STM and SNOM Type of Scanning Probe Microscopes in the Same Unit: Towards Electrical Modification and Optical Characterization at Nanoscale

Optical and electrical properties of nanostructures can be addressed using radiation or electrical current as a probe. In general, a near-field type of electromagnetic interaction is necessary for an optical probe to enter nanoscale regime. However, a typical scanning near-field microscope utilizes a dielectric fiber tip as an aperture, which makes it unsuitable for electrical measurements. Here, in order to realize both electrical and optical probing at nanoscale, we have combined it with a scanning tunneling microscope (STM). An STM-luminescence (STML) instrument with a conductive and transparent tip, featuring about 40 nm spatial resolution, was reported previously.
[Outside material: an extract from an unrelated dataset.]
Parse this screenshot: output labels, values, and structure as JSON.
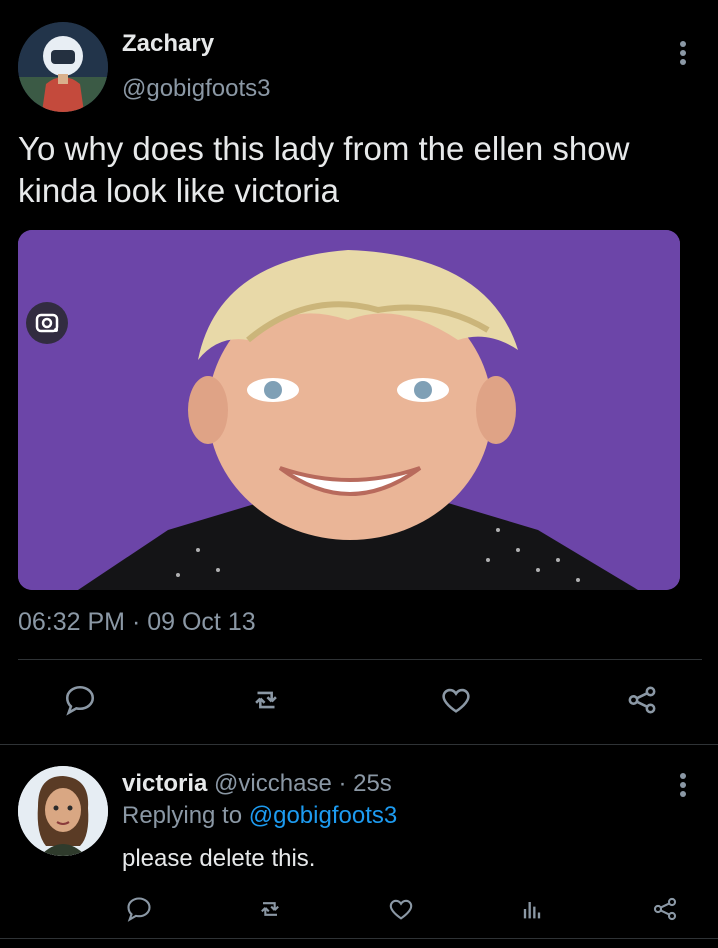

We have complemented it with a beamsplitter unit in a configuration typical for the fluorescent microscopy. The excitation light is guided through a beamsplitter unit to the indium tin oxide (ITO) tip and the signal is collected via the same fiber transmission line in a spectroscopy mode or in a photon mapping regime. The influence of tip geometry on collection efficiency and spatial resolution as well as limitations of such an instrument are discussed. This approach may find its niche not only for combined electrical and optical measurements, but also for electrical modification with subsequent \textit{in situ} optical probing.